In der realen Welt sieht das allerdings anders aus. Da zahlen die, die am meisten einnehmen am wenigsten und die, die am meisten haben häufig gar nichts, und das ganz legal.


Woran das liegt? Zuerst einmal an den bestehenden Gesetzen. Das Vermögensrecht sorgt dafür, dass Vermögen geringer besteuert werden als Einkommen. Das Erbrecht sorgt dafür, dass den Erben riesiger Vermögen anteilig wesentlich weniger abverlangt wird als den Erben kleiner Vermögen.


Und das Stiftungsrecht bietet Reichen und Ultrareichen jede Menge Möglichkeiten, ihre Steuerlast zu reduzieren – und das nicht nur im eigenen Land.


Zusätzlich gibt es die Steuerparadiese oder Steueroasen. Dazu zählen Länder wie die Schweiz, Irland oder die Niederlande, Stadtstaaten wie Singapur oder Hongkong, Inseln wie Guernsey, die Cayman Islands oder Mauritius – um nur eine kleine Auswahl zu nennen.


Diese Steueroasen bieten sehr wohlhabenden Privatpersonen an, ihren Wohnsitz dorthin zu verlegen und entweder sehr geringe oder gar keine Steuern zu zahlen. Finanzstarken Konzernen bieten sie an, dort Zweigniederlassungen in Form von Briefkastenfirmen zu gründen und so Steuerzahlungen auf Gewinne in den Ländern, in denen sie erzielt werden, zu vermeiden.

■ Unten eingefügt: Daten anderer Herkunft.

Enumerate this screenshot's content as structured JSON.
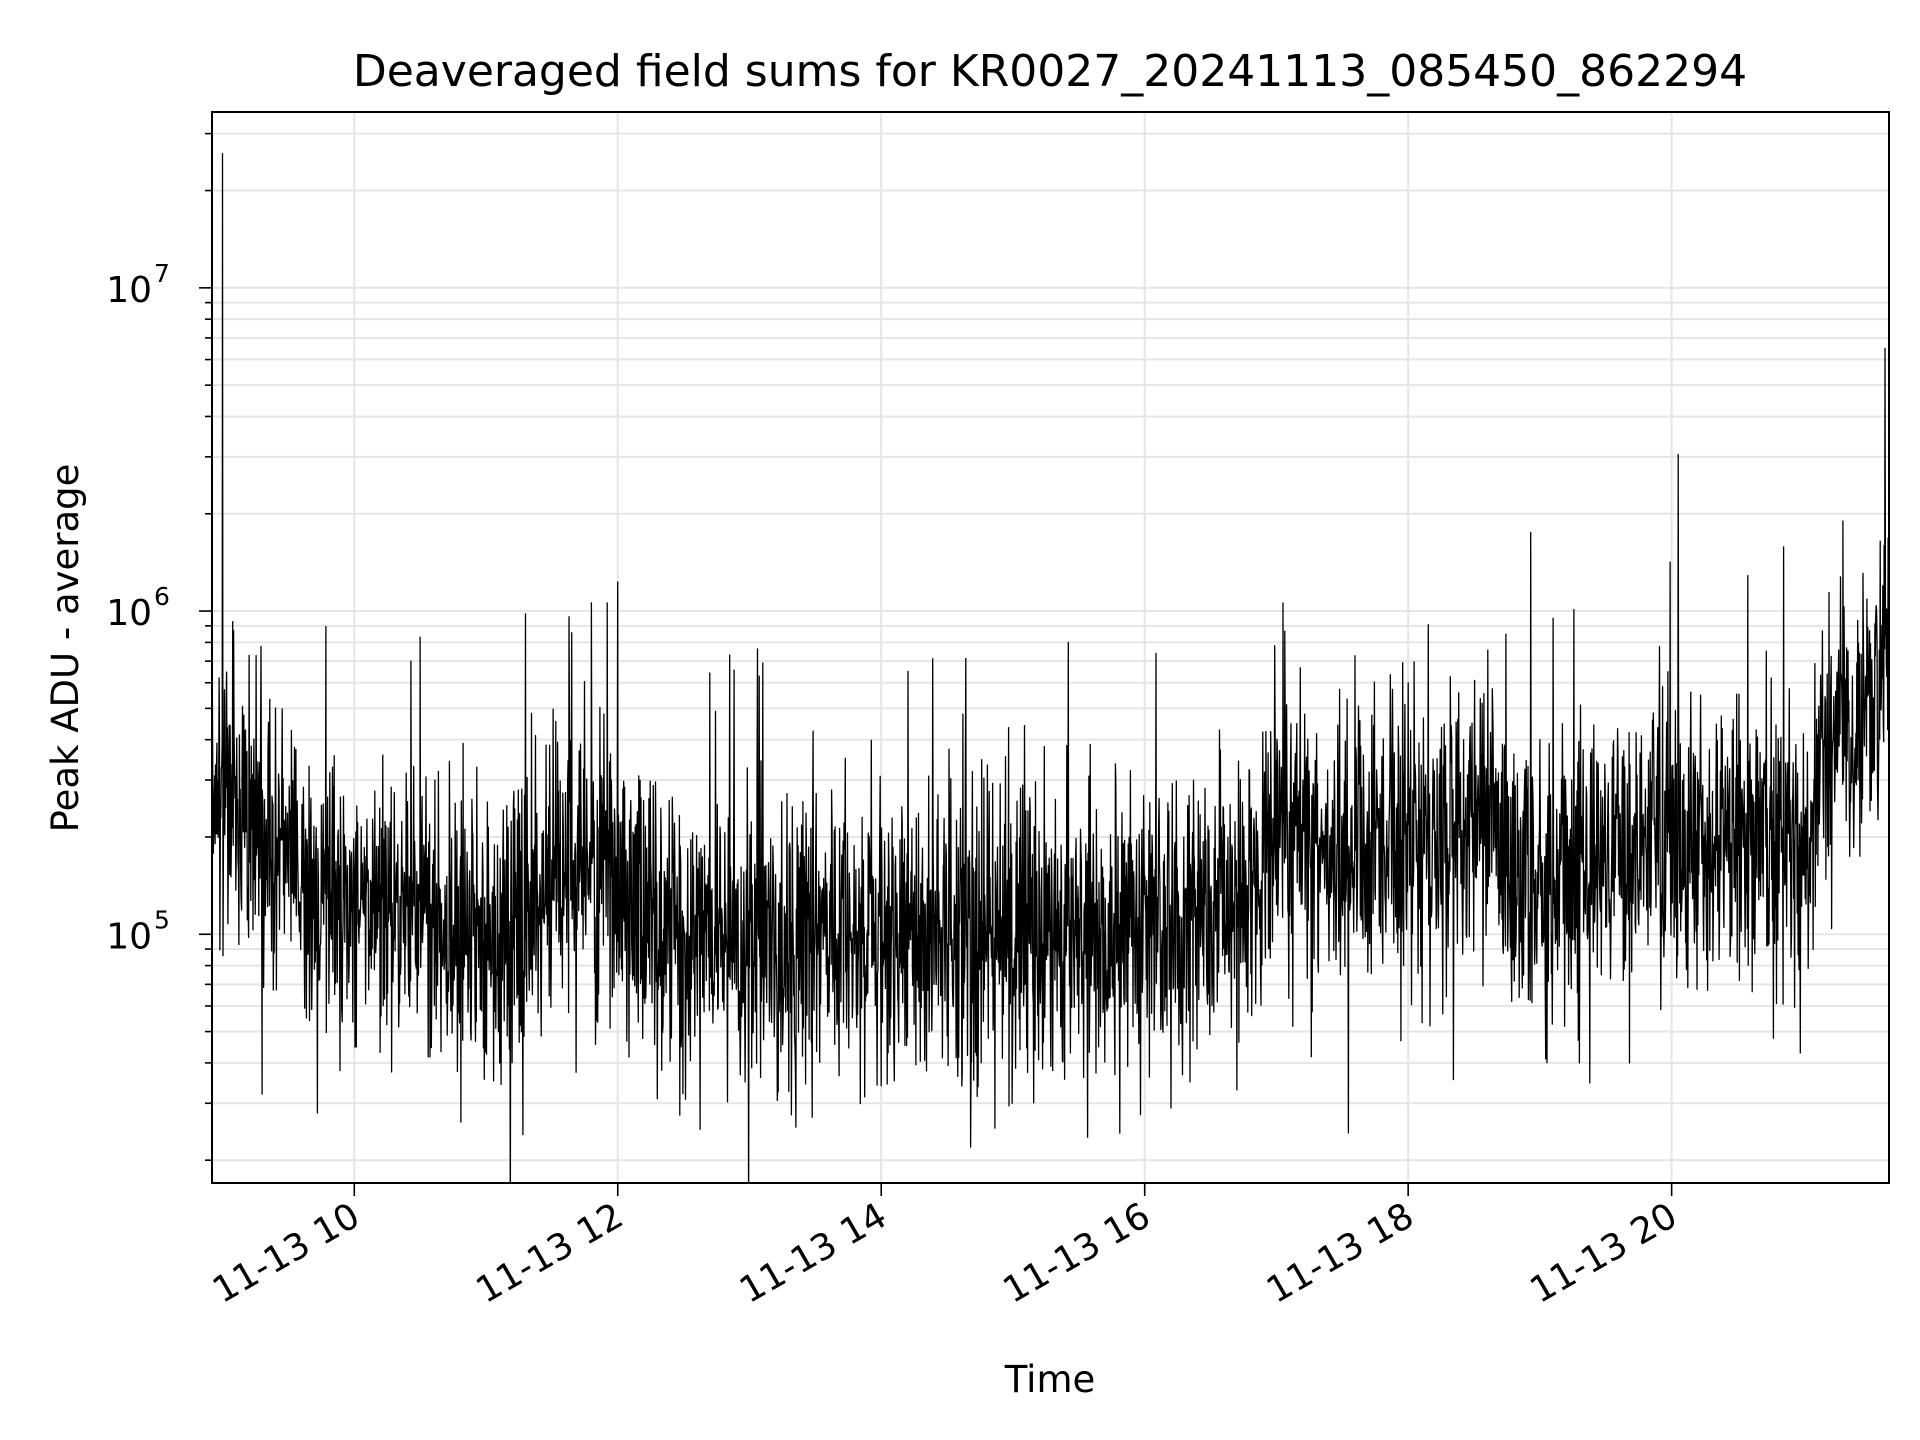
{
  "chart_data": {
    "type": "line",
    "title": "Deaveraged field sums for KR0027_20241113_085450_862294",
    "xlabel": "Time",
    "ylabel": "Peak ADU - average",
    "yscale": "log",
    "ylim": [
      17000,
      35000000
    ],
    "xlim": [
      8.92,
      21.65
    ],
    "grid": true,
    "colors": {
      "line": "#000000",
      "grid": "#e5e5e5"
    },
    "x_ticks": [
      {
        "value": 10,
        "label": "11-13 10"
      },
      {
        "value": 12,
        "label": "11-13 12"
      },
      {
        "value": 14,
        "label": "11-13 14"
      },
      {
        "value": 16,
        "label": "11-13 16"
      },
      {
        "value": 18,
        "label": "11-13 18"
      },
      {
        "value": 20,
        "label": "11-13 20"
      }
    ],
    "y_ticks": [
      {
        "value": 100000,
        "base": "10",
        "exp": "5"
      },
      {
        "value": 1000000,
        "base": "10",
        "exp": "6"
      },
      {
        "value": 10000000,
        "base": "10",
        "exp": "7"
      }
    ],
    "series": [
      {
        "x_unit": "hours on 11-13",
        "x": [
          8.92,
          9.0,
          9.5,
          10.0,
          10.5,
          11.0,
          11.5,
          12.0,
          12.5,
          13.0,
          13.5,
          14.0,
          14.5,
          15.0,
          15.5,
          16.0,
          16.5,
          16.9,
          17.0,
          17.5,
          18.0,
          18.5,
          19.0,
          19.5,
          20.0,
          20.5,
          21.0,
          21.1,
          21.2,
          21.4,
          21.65
        ],
        "values": [
          250000,
          280000,
          160000,
          120000,
          110000,
          95000,
          140000,
          150000,
          100000,
          95000,
          100000,
          95000,
          100000,
          95000,
          100000,
          100000,
          120000,
          160000,
          250000,
          170000,
          200000,
          220000,
          150000,
          170000,
          190000,
          190000,
          190000,
          280000,
          400000,
          500000,
          600000
        ]
      }
    ],
    "spikes": [
      {
        "x": 9.0,
        "y": 26000000
      },
      {
        "x": 9.72,
        "y": 900000
      },
      {
        "x": 10.43,
        "y": 700000
      },
      {
        "x": 10.5,
        "y": 830000
      },
      {
        "x": 11.3,
        "y": 980000
      },
      {
        "x": 11.63,
        "y": 960000
      },
      {
        "x": 11.8,
        "y": 1060000
      },
      {
        "x": 11.92,
        "y": 1060000
      },
      {
        "x": 12.0,
        "y": 1230000
      },
      {
        "x": 12.85,
        "y": 730000
      },
      {
        "x": 14.62,
        "y": 480000
      },
      {
        "x": 15.42,
        "y": 800000
      },
      {
        "x": 17.05,
        "y": 1060000
      },
      {
        "x": 18.0,
        "y": 600000
      },
      {
        "x": 18.93,
        "y": 1750000
      },
      {
        "x": 19.1,
        "y": 950000
      },
      {
        "x": 20.05,
        "y": 3050000
      },
      {
        "x": 20.85,
        "y": 1580000
      },
      {
        "x": 21.3,
        "y": 1900000
      },
      {
        "x": 21.62,
        "y": 6500000
      }
    ],
    "dips": [
      {
        "x": 9.3,
        "y": 32000
      },
      {
        "x": 9.72,
        "y": 28000
      },
      {
        "x": 11.28,
        "y": 24000
      },
      {
        "x": 12.3,
        "y": 31000
      },
      {
        "x": 14.0,
        "y": 34000
      },
      {
        "x": 16.2,
        "y": 29000
      },
      {
        "x": 16.7,
        "y": 33000
      },
      {
        "x": 19.3,
        "y": 40000
      },
      {
        "x": 19.68,
        "y": 40000
      }
    ]
  }
}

Die Steueroasen helfen also, den Ländern Steuern vorzuenthalten, in denen das Geld verdient und deren Infrastruktur, deren Ressourcen und deren Arbeitskräfte dabei genutzt werden. Vor allem aber schaden sie den schwächsten Teilen der Gesellschaft, und zwar aus folgendem Grund: Der größte Posten in allen Staatshaushalten sind die Sozialausgaben, und wann immer gespart werden muss, wird bei ihnen angesetzt, und zwar bei dem Teil der Bevölkerung, von dem am wenigsten Widerstand zu erwarten ist – und das sind die Armen, die Alten, die Kranken und die Auszubildenden.


Diese Gruppen sind aber nicht die einzigen Opfer der Steuervermeidung. So haben während der Weimarer Republik viele vermögende Deutsche das Bankgeheimnis der Schweiz genutzt, um Steuerzahlungen in Deutschland zu vermeiden. Hätten sie das nicht getan, wäre mehr Geld für soziale Zwecke vorhanden gewesen, was den Nationalsozialisten den Aufstieg zumindest erschwert und Deutschland möglicherweise zwölf Jahre Faschismus erspart hätte.


Was tun Regierungen und Politiker gegen diese Art von Geldentzug? Sie empören sich zwar gern öffentlich über das Thema Steueroasen, aber statt sie auszutrocknen und Steuerschlupflöcher zu stopfen, haben sie in den vergangenen Jahrzehnten genau das Gegenteil getan. Sie haben dafür gesorgt, dass es heute noch mehr davon gibt.


Außerdem hat die seit Jahrzehnten von der Politik betriebene Deregulierung dafür gesorgt, dass es zu einem wahren Steuervermeidungswettkampf gekommen ist. Einzelne Länder  unterbieten die Steuersätze anderer Länder und versuchen so, ausländische Investoren und ausländisches Geld anzulocken – oft unter dem Vorwand, man müsse die lahmende Wirtschaft ankurbeln und „Investitionsanreize“ schaffen oder international wettbewerbsfähig bleiben.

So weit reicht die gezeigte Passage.